FC Bayern: Scholl und Gomez "Die große Männerfreundschaft wird's nicht mehr"

Mehmet Scholl (r.) verlässt den FC Bayern zugunsten seines TV-Vertrags mit der ARD. Foto: ARD

Mehmet Scholl spricht vor dem Frankreich-Länderspiel über SMS-Scherze mit Bastian Schweinsteiger, den wiedererstarkten Franck Ribéry und sein Verhältnis zu Mario Gomez.

 

Paris - Mehmet Scholl hat sich vor kurzem dazu entschlossen, seinen Trainerposten beim FC Bayern II nach der laufenden Saison aufzugeben - zu Gunsten seines TV-Jobs als Experte der ARD.

Am Mittwochabend durfte Scholl nun erstmals seit Bekanntwerden dieser Entscheidung wieder seine Expertisen zum Besten geben. In dunkelgrauem Mantel, vielleicht eine Nummer zu groß, sah Scholl sehr seriös aus, wie er da so stand, auf dem Platz des Stade de France in St. Denis.

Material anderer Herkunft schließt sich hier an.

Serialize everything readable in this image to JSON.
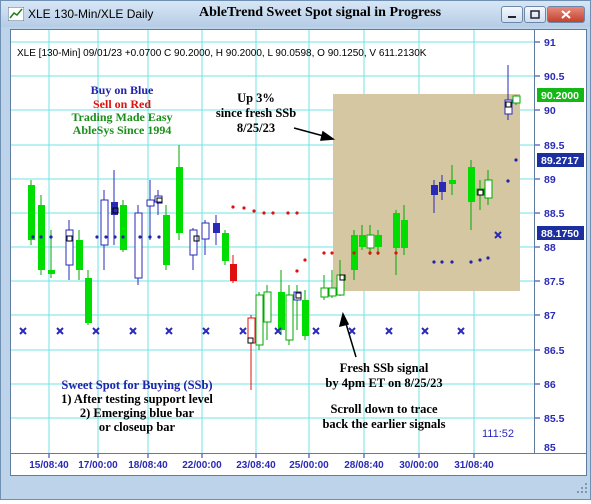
{
  "window": {
    "title": "XLE 130-Min/XLE Daily",
    "heading": "AbleTrend Sweet Spot signal in Progress",
    "icon": "chart-app-icon"
  },
  "info_line": "XLE [130-Min] 09/01/23  +0.0700 C 90.2000, H 90.2000, L 90.0598, O 90.1250, V 611.2130K",
  "legend": {
    "buy": "Buy on Blue",
    "sell": "Sell on Red",
    "tagline": "Trading Made Easy",
    "since": "AbleSys Since 1994"
  },
  "annotations": {
    "up_line1": "Up 3%",
    "up_line2": "since fresh SSb",
    "up_line3": "8/25/23",
    "fresh_line1": "Fresh SSb signal",
    "fresh_line2": "by 4pm ET on 8/25/23",
    "scroll_line1": "Scroll down to trace",
    "scroll_line2": "back the earlier signals",
    "ssb_title": "Sweet Spot for Buying (SSb)",
    "ssb_item1": "1) After testing support level",
    "ssb_item2": "2) Emerging blue bar",
    "ssb_item3": "or closeup bar",
    "timer": "111:52"
  },
  "price_axis": {
    "ticks": [
      "91",
      "90.5",
      "90",
      "89.5",
      "89",
      "88.5",
      "88",
      "87.5",
      "87",
      "86.5",
      "86",
      "85.5",
      "85"
    ],
    "badge_last": "90.2000",
    "badge_upper": "89.2717",
    "badge_lower": "88.1750"
  },
  "time_axis": {
    "labels": [
      "15/08:40",
      "17/00:00",
      "18/08:40",
      "22/00:00",
      "23/08:40",
      "25/00:00",
      "28/08:40",
      "30/00:00",
      "31/08:40"
    ]
  },
  "colors": {
    "up_bar": "#00dd00",
    "down_bar": "#2a2ab8",
    "sell_bar": "#e01010",
    "stop_dot_red": "#e01010",
    "stop_dot_blue": "#2222aa",
    "ssb_zone": "#d5c7a1",
    "grid": "#6fe3e3",
    "badge_green": "#14b814",
    "badge_blue": "#1c2fa0"
  }
}
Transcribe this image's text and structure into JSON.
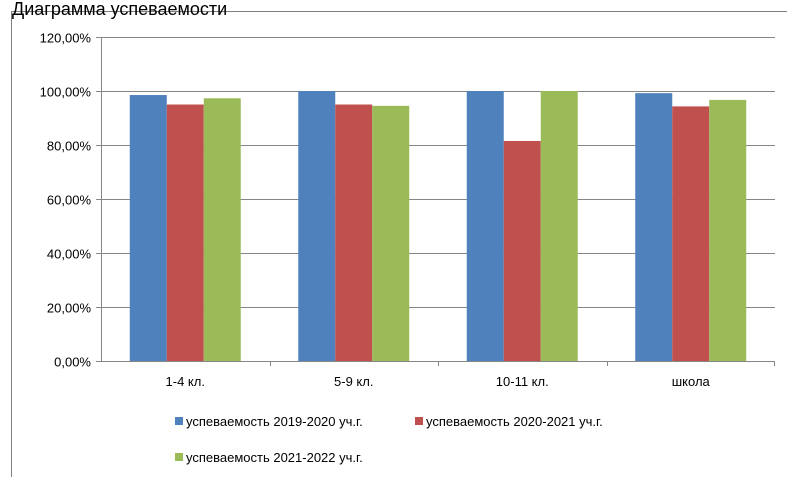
{
  "top_text": "Диаграмма успеваемости",
  "colors": {
    "series": [
      "#4f81bd",
      "#c0504d",
      "#9bbb59"
    ],
    "grid": "#868686",
    "axis": "#868686",
    "text": "#000000"
  },
  "chart_data": {
    "type": "bar",
    "title": "",
    "xlabel": "",
    "ylabel": "",
    "categories": [
      "1-4 кл.",
      "5-9 кл.",
      "10-11 кл.",
      "школа"
    ],
    "series": [
      {
        "name": "успеваемость 2019-2020 уч.г.",
        "values": [
          0.985,
          1.0,
          1.0,
          0.992
        ]
      },
      {
        "name": "успеваемость 2020-2021 уч.г.",
        "values": [
          0.95,
          0.95,
          0.815,
          0.943
        ]
      },
      {
        "name": "успеваемость 2021-2022 уч.г.",
        "values": [
          0.973,
          0.945,
          1.0,
          0.967
        ]
      }
    ],
    "ylim": [
      0,
      1.2
    ],
    "yticks": [
      0,
      0.2,
      0.4,
      0.6,
      0.8,
      1.0,
      1.2
    ],
    "ytick_labels": [
      "0,00%",
      "20,00%",
      "40,00%",
      "60,00%",
      "80,00%",
      "100,00%",
      "120,00%"
    ],
    "grid": true,
    "legend_position": "bottom"
  }
}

Das Thema Bayern-Verzicht kam aber gar nicht zur Sprache. Scholl sprach lieber über die Bayern-Spieler Bastian Schweinsteiger, Mario Gomez und Franck Ribéry.

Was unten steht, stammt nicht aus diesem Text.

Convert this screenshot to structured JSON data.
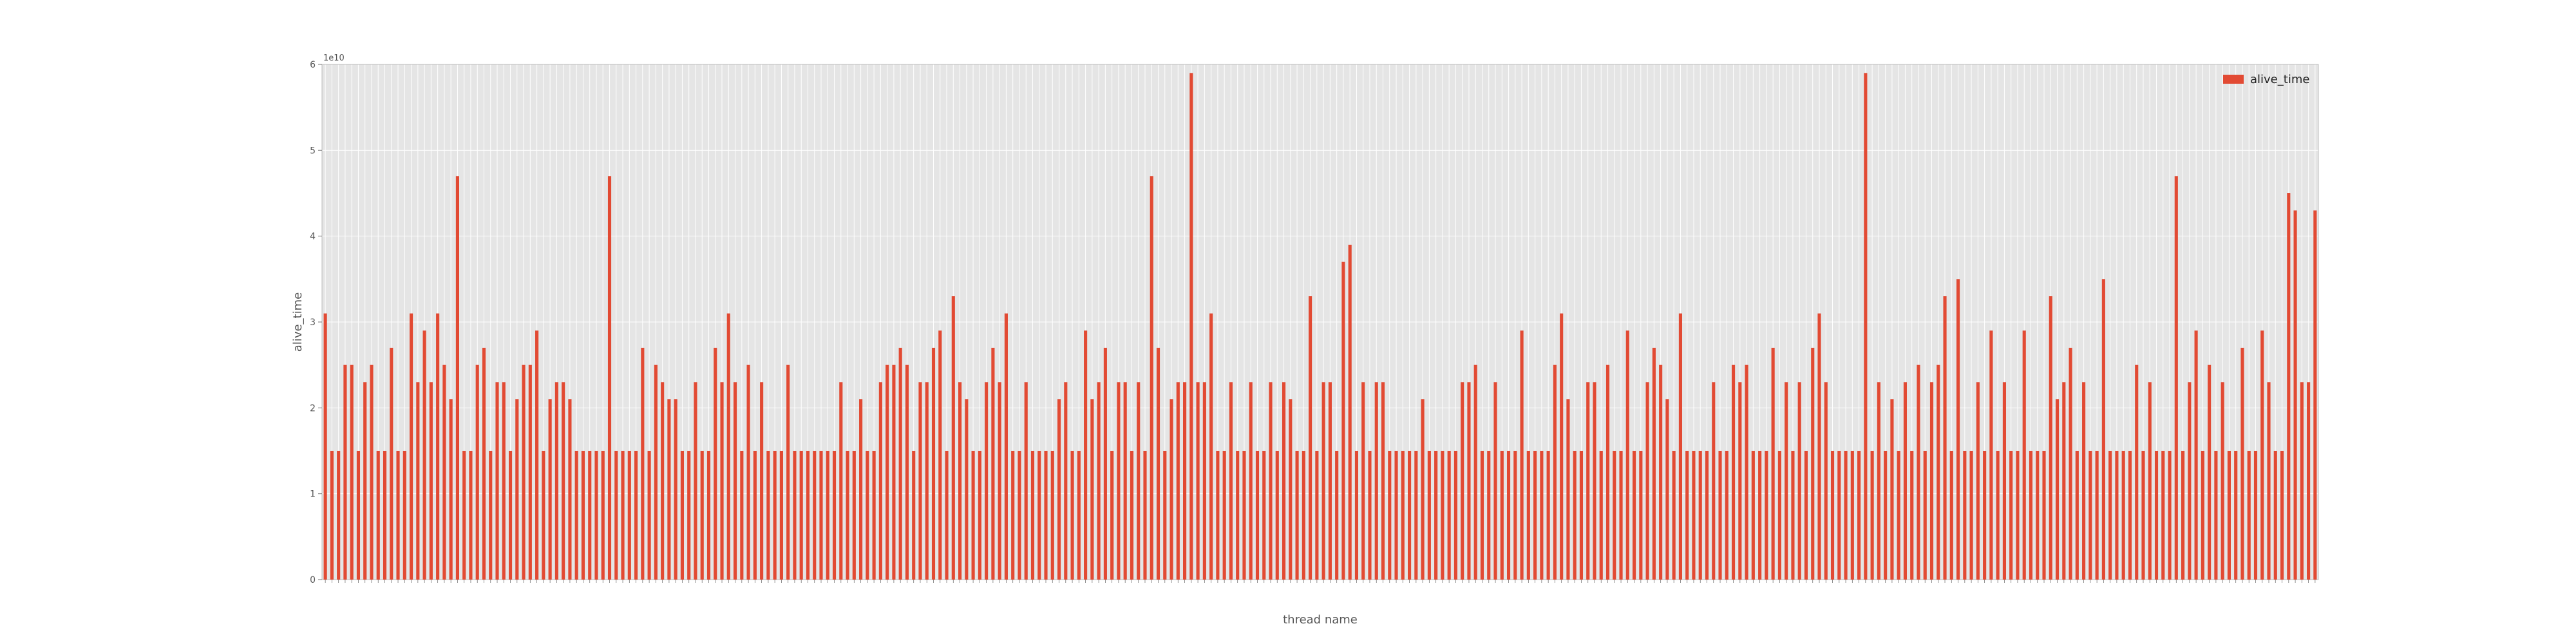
{
  "chart_data": {
    "type": "bar",
    "xlabel": "thread name",
    "ylabel": "alive_time",
    "offset_label": "1e10",
    "ylim": [
      0,
      6
    ],
    "yticks": [
      0,
      1,
      2,
      3,
      4,
      5,
      6
    ],
    "legend": {
      "position": "top-right"
    },
    "grid": true,
    "colors": {
      "bar": "#e24a33",
      "plot_bg": "#e5e5e5",
      "grid": "#ffffff",
      "spine": "#bbbbbb"
    },
    "series": [
      {
        "name": "alive_time",
        "values": [
          3.1,
          1.5,
          1.5,
          2.5,
          2.5,
          1.5,
          2.3,
          2.5,
          1.5,
          1.5,
          2.7,
          1.5,
          1.5,
          3.1,
          2.3,
          2.9,
          2.3,
          3.1,
          2.5,
          2.1,
          4.7,
          1.5,
          1.5,
          2.5,
          2.7,
          1.5,
          2.3,
          2.3,
          1.5,
          2.1,
          2.5,
          2.5,
          2.9,
          1.5,
          2.1,
          2.3,
          2.3,
          2.1,
          1.5,
          1.5,
          1.5,
          1.5,
          1.5,
          4.7,
          1.5,
          1.5,
          1.5,
          1.5,
          2.7,
          1.5,
          2.5,
          2.3,
          2.1,
          2.1,
          1.5,
          1.5,
          2.3,
          1.5,
          1.5,
          2.7,
          2.3,
          3.1,
          2.3,
          1.5,
          2.5,
          1.5,
          2.3,
          1.5,
          1.5,
          1.5,
          2.5,
          1.5,
          1.5,
          1.5,
          1.5,
          1.5,
          1.5,
          1.5,
          2.3,
          1.5,
          1.5,
          2.1,
          1.5,
          1.5,
          2.3,
          2.5,
          2.5,
          2.7,
          2.5,
          1.5,
          2.3,
          2.3,
          2.7,
          2.9,
          1.5,
          3.3,
          2.3,
          2.1,
          1.5,
          1.5,
          2.3,
          2.7,
          2.3,
          3.1,
          1.5,
          1.5,
          2.3,
          1.5,
          1.5,
          1.5,
          1.5,
          2.1,
          2.3,
          1.5,
          1.5,
          2.9,
          2.1,
          2.3,
          2.7,
          1.5,
          2.3,
          2.3,
          1.5,
          2.3,
          1.5,
          4.7,
          2.7,
          1.5,
          2.1,
          2.3,
          2.3,
          5.9,
          2.3,
          2.3,
          3.1,
          1.5,
          1.5,
          2.3,
          1.5,
          1.5,
          2.3,
          1.5,
          1.5,
          2.3,
          1.5,
          2.3,
          2.1,
          1.5,
          1.5,
          3.3,
          1.5,
          2.3,
          2.3,
          1.5,
          3.7,
          3.9,
          1.5,
          2.3,
          1.5,
          2.3,
          2.3,
          1.5,
          1.5,
          1.5,
          1.5,
          1.5,
          2.1,
          1.5,
          1.5,
          1.5,
          1.5,
          1.5,
          2.3,
          2.3,
          2.5,
          1.5,
          1.5,
          2.3,
          1.5,
          1.5,
          1.5,
          2.9,
          1.5,
          1.5,
          1.5,
          1.5,
          2.5,
          3.1,
          2.1,
          1.5,
          1.5,
          2.3,
          2.3,
          1.5,
          2.5,
          1.5,
          1.5,
          2.9,
          1.5,
          1.5,
          2.3,
          2.7,
          2.5,
          2.1,
          1.5,
          3.1,
          1.5,
          1.5,
          1.5,
          1.5,
          2.3,
          1.5,
          1.5,
          2.5,
          2.3,
          2.5,
          1.5,
          1.5,
          1.5,
          2.7,
          1.5,
          2.3,
          1.5,
          2.3,
          1.5,
          2.7,
          3.1,
          2.3,
          1.5,
          1.5,
          1.5,
          1.5,
          1.5,
          5.9,
          1.5,
          2.3,
          1.5,
          2.1,
          1.5,
          2.3,
          1.5,
          2.5,
          1.5,
          2.3,
          2.5,
          3.3,
          1.5,
          3.5,
          1.5,
          1.5,
          2.3,
          1.5,
          2.9,
          1.5,
          2.3,
          1.5,
          1.5,
          2.9,
          1.5,
          1.5,
          1.5,
          3.3,
          2.1,
          2.3,
          2.7,
          1.5,
          2.3,
          1.5,
          1.5,
          3.5,
          1.5,
          1.5,
          1.5,
          1.5,
          2.5,
          1.5,
          2.3,
          1.5,
          1.5,
          1.5,
          4.7,
          1.5,
          2.3,
          2.9,
          1.5,
          2.5,
          1.5,
          2.3,
          1.5,
          1.5,
          2.7,
          1.5,
          1.5,
          2.9,
          2.3,
          1.5,
          1.5,
          4.5,
          4.3,
          2.3,
          2.3,
          4.3
        ]
      }
    ]
  }
}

Schweinsteiger hatte er nach dessen Absage für das Frankreich-Spiel per SMS aufgezogen, weil dieser sich seine Kapselverletzung im Sprunggelenk selbst zuzuschreiben hatte. "Wir haben herzlich drüber lachen können, dass er sich als Kreativspieler selbst bei einem Foul in Mainz verletzt hat", meinte Scholl.

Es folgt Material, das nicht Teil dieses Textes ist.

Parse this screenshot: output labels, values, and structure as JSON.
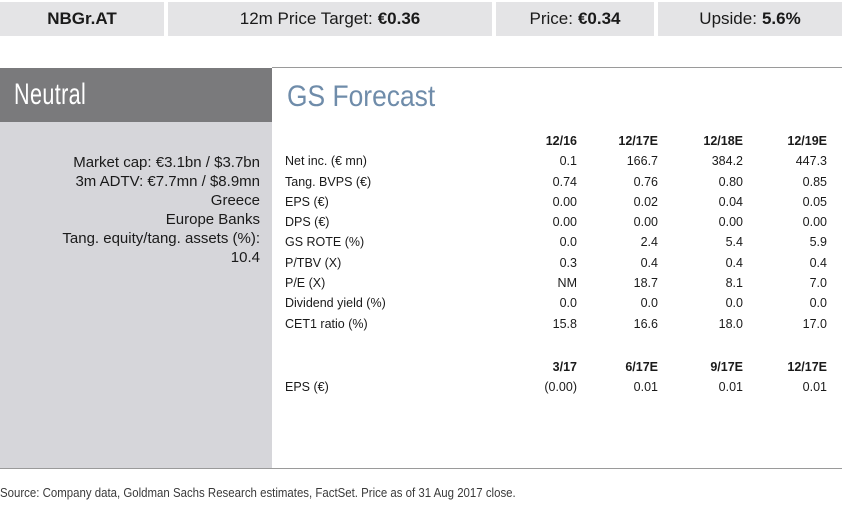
{
  "banner": {
    "ticker": "NBGr.AT",
    "target_label": "12m Price Target:",
    "target_value": "€0.36",
    "price_label": "Price:",
    "price_value": "€0.34",
    "upside_label": "Upside:",
    "upside_value": "5.6%"
  },
  "rating": "Neutral",
  "side": {
    "lines": [
      "Market cap: €3.1bn / $3.7bn",
      "3m ADTV: €7.7mn / $8.9mn",
      "Greece",
      "Europe Banks",
      "Tang. equity/tang. assets (%):",
      "10.4"
    ]
  },
  "forecast": {
    "title": "GS Forecast",
    "annual_headers": [
      "12/16",
      "12/17E",
      "12/18E",
      "12/19E"
    ],
    "annual_rows": [
      {
        "label": "Net inc. (€ mn)",
        "values": [
          "0.1",
          "166.7",
          "384.2",
          "447.3"
        ]
      },
      {
        "label": "Tang. BVPS (€)",
        "values": [
          "0.74",
          "0.76",
          "0.80",
          "0.85"
        ]
      },
      {
        "label": "EPS (€)",
        "values": [
          "0.00",
          "0.02",
          "0.04",
          "0.05"
        ]
      },
      {
        "label": "DPS (€)",
        "values": [
          "0.00",
          "0.00",
          "0.00",
          "0.00"
        ]
      },
      {
        "label": "GS ROTE (%)",
        "values": [
          "0.0",
          "2.4",
          "5.4",
          "5.9"
        ]
      },
      {
        "label": "P/TBV (X)",
        "values": [
          "0.3",
          "0.4",
          "0.4",
          "0.4"
        ]
      },
      {
        "label": "P/E (X)",
        "values": [
          "NM",
          "18.7",
          "8.1",
          "7.0"
        ]
      },
      {
        "label": "Dividend yield (%)",
        "values": [
          "0.0",
          "0.0",
          "0.0",
          "0.0"
        ]
      },
      {
        "label": "CET1 ratio (%)",
        "values": [
          "15.8",
          "16.6",
          "18.0",
          "17.0"
        ]
      }
    ],
    "quarterly_headers": [
      "3/17",
      "6/17E",
      "9/17E",
      "12/17E"
    ],
    "quarterly_rows": [
      {
        "label": "EPS (€)",
        "values": [
          "(0.00)",
          "0.01",
          "0.01",
          "0.01"
        ]
      }
    ]
  },
  "source": "Source: Company data, Goldman Sachs Research estimates, FactSet. Price as of 31 Aug 2017 close."
}
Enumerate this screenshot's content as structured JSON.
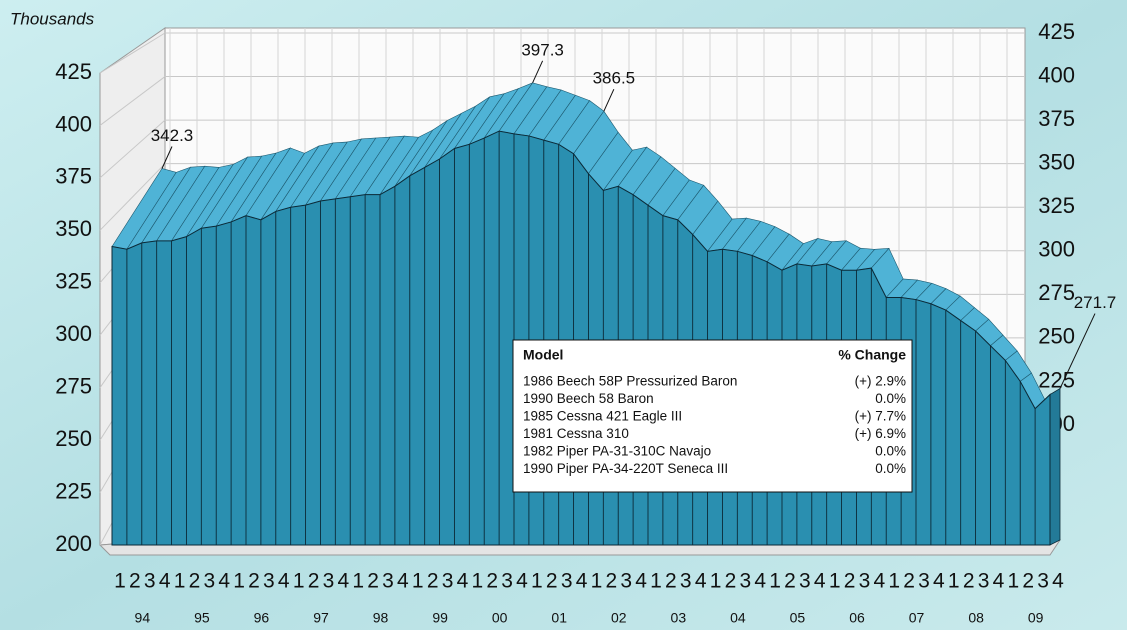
{
  "chart_data": {
    "type": "area3d",
    "y_unit_label": "Thousands",
    "categories": [
      "1",
      "2",
      "3",
      "4",
      "1",
      "2",
      "3",
      "4",
      "1",
      "2",
      "3",
      "4",
      "1",
      "2",
      "3",
      "4",
      "1",
      "2",
      "3",
      "4",
      "1",
      "2",
      "3",
      "4",
      "1",
      "2",
      "3",
      "4",
      "1",
      "2",
      "3",
      "4",
      "1",
      "2",
      "3",
      "4",
      "1",
      "2",
      "3",
      "4",
      "1",
      "2",
      "3",
      "4",
      "1",
      "2",
      "3",
      "4",
      "1",
      "2",
      "3",
      "4",
      "1",
      "2",
      "3",
      "4",
      "1",
      "2",
      "3",
      "4",
      "1",
      "2",
      "3",
      "4"
    ],
    "year_labels": [
      "94",
      "95",
      "96",
      "97",
      "98",
      "99",
      "00",
      "01",
      "02",
      "03",
      "04",
      "05",
      "06",
      "07",
      "08",
      "09"
    ],
    "values": [
      342.3,
      341,
      344,
      345,
      345,
      347,
      351,
      352,
      354,
      357,
      355,
      359,
      361,
      362,
      364,
      365,
      366,
      367,
      367,
      371,
      376,
      380,
      384,
      389,
      391,
      394,
      397.3,
      396,
      395,
      393,
      391,
      386.5,
      377,
      369,
      371,
      367,
      362,
      357,
      355,
      348,
      340,
      341,
      340,
      338,
      335,
      331,
      334,
      333,
      334,
      331,
      331,
      332,
      318,
      318,
      317,
      315,
      312,
      307,
      302,
      295,
      288,
      278,
      265,
      271.7
    ],
    "value_labels": [
      "342.3",
      null,
      null,
      null,
      null,
      null,
      null,
      null,
      null,
      null,
      null,
      null,
      null,
      null,
      null,
      null,
      null,
      null,
      null,
      null,
      null,
      null,
      null,
      null,
      null,
      null,
      "397.3",
      null,
      null,
      null,
      null,
      "386.5",
      null,
      null,
      null,
      null,
      null,
      null,
      null,
      null,
      null,
      null,
      null,
      null,
      null,
      null,
      null,
      null,
      null,
      null,
      null,
      null,
      null,
      null,
      null,
      null,
      null,
      null,
      null,
      null,
      null,
      null,
      null,
      "271.7"
    ],
    "highlight_index": 31,
    "highlight_color": "#e8262a",
    "front_color": "#2a8fb0",
    "top_color": "#4fb3d6",
    "ylim": [
      200,
      425
    ],
    "yticks": [
      200,
      225,
      250,
      275,
      300,
      325,
      350,
      375,
      400,
      425
    ],
    "grid": true,
    "table": {
      "headers": [
        "Model",
        "% Change"
      ],
      "rows": [
        [
          "1986 Beech 58P Pressurized Baron",
          "(+) 2.9%"
        ],
        [
          "1990 Beech 58 Baron",
          "0.0%"
        ],
        [
          "1985 Cessna 421 Eagle III",
          "(+) 7.7%"
        ],
        [
          "1981 Cessna 310",
          "(+) 6.9%"
        ],
        [
          "1982 Piper PA-31-310C Navajo",
          "0.0%"
        ],
        [
          "1990 Piper PA-34-220T Seneca III",
          "0.0%"
        ]
      ]
    }
  }
}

Ernster ging er das Thema Gomez an, den er ja bei der vergangenen EM so hart kritisiert hatte ("wund gelegen"). "Was er drauf hat, wissen wir alle – er ist und bleibt eine Tormaschine", lobte Scholl.

Dann kam das Aber: "Nur: Wer den FC Bayern kennt, der weiß, dass nach zwei titellosen Jahren jeder Stein umgedreht wird. Er hat sich nun einer Konkurrenzsituation zu stellen und er wird sich stellen." Obwohl Scholl derzeit noch als Trainer der zweiten Mannschaft öfter an der Säbener Straße zugegen ist, habe er Gomez im zurückliegenden Jahr kaum gesehen.

"Wir hatten SMS-Kontakt, aber das hat Dich nichts anzugehen", sagte er mit einem Lachen zu ARD-Moderator Gerd Delling. Man habe die Dinge von der EM bereinigt. Scholl gab jedoch zu: "Aus seinen SMS kam raus, dass es mit der ganz großen Männerfreundschaft wohl nichts mehr wird."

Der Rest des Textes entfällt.